Identifying sources of counter terrorism information used by policing practitioners and exploring its impact on frontline practice.

Key details

Lead institution
Principal researcher(s)
Alexandra Kemp
Police region
South East
Level of research
PhD
Project start date
Date due for completion

Research context

The threat to the UK from international terrorism and violent political extremism has both increased and changed profoundly in recent decades.

Following the 2005 London bombings, government and police attention has been increasingly focused on upstream prevention. This is to identify and halt terrorists before they engage in violence, or even attack planning through inland and ports counter-terrorism powers, and identifying those who are in the process of radicalising or deemed vulnerable to radicalisation, principally through the Prevent strategy.

Yet preventive counter terrorism policing is often criticised as intrusive, ineffective, counterproductive and misidentifying innocent people as 'suspect'. This suggests the need for constant refinement and improvement.

Against this backdrop, there has been a governmental and organisational drive for policing to be more evidence-based and research-informed, so that academically generated or informed knowledge informs both policy and practice. This assumes policing quality, practice and outcomes are influenced by the type, depth and reliability of knowledge sources. This begs the question, 'what knowledge do practitioners routinely draw upon and how does this influence front line preventive counter terrorism?'

Study objectives

  1. To obtain a deep and theoretical understanding of which external, non-security sensitive knowledge sources inform police counter terrorism worker comprehension of terrorism, terrorists and how and why people become involved in or support terrorist violence. 
  2. To understand how knowledge is formed and operationalised in day-to-day encounters with the public and information.
  3. To describe the lived experiences of counter terrorism workers and how participants make sense of and respond to preventive counter terrorism from the knowledge sources on which they draw.
  4. To determine if engagement with and learning from research has tangible benefits for front line counter terrorism practice. 
  5. To improve public, policy-maker and academic understandings of the difficulties of preventive counter terrorism policing to aid communication, improve cooperation and reduce the potential for counterproductive outcomes.

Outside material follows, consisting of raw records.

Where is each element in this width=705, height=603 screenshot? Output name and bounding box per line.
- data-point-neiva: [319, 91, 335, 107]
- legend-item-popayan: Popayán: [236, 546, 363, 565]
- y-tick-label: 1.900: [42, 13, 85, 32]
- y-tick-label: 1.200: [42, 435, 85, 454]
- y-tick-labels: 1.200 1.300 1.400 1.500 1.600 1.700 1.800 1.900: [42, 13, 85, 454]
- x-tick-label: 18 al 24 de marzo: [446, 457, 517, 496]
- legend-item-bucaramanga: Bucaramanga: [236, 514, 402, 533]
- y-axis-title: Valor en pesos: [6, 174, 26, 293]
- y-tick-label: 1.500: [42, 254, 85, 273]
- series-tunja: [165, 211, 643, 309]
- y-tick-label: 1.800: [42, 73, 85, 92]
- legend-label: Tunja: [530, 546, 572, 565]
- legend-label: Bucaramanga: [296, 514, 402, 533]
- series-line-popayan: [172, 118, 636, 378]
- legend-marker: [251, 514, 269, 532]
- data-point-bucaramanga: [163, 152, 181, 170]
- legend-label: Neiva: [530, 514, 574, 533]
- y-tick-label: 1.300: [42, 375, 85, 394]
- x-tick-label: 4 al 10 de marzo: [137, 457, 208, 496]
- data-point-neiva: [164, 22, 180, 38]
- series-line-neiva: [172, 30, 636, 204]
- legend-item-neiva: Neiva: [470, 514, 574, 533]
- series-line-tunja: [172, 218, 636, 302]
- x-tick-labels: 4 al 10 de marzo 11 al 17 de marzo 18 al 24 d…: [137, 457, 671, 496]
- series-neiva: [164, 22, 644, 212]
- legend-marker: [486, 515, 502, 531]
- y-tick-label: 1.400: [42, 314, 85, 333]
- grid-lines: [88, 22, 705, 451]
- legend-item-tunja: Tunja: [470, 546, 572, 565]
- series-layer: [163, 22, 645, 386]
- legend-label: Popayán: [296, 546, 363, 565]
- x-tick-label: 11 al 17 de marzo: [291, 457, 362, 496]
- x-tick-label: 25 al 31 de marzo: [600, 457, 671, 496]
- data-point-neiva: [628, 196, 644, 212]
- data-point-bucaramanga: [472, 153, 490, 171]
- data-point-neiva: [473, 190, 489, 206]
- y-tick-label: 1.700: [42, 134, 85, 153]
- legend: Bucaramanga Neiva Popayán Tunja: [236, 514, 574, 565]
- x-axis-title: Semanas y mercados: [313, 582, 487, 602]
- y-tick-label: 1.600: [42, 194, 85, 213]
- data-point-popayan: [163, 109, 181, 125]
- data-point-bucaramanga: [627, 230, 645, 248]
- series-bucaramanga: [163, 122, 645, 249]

This researcher is supported by the College of Policing bursary scheme.

Research methodology

Methodology and methods

  1. Approximately 40-50 semi-structured anonymised interviews with serving counter terrorism officers and staff across departments concerned with precautionary or preventative counter terrorism working in five anonymised forces or areas.
  2. Anonymised ethnographic observations of counter terrorism workers in a training environment, observation of discussion, engagement with training material and scenario based activities. 
  3. Administration of a questionnaire structured around close analysis of interview and ethnographic findings to indicate the generalisability of research outcomes.

Setting

Counter-terrorism departments engaged in preventative or precautionary counter terrorism across frontier policing, Prevent, intelligence and training departments in five geographically diverse UK areas.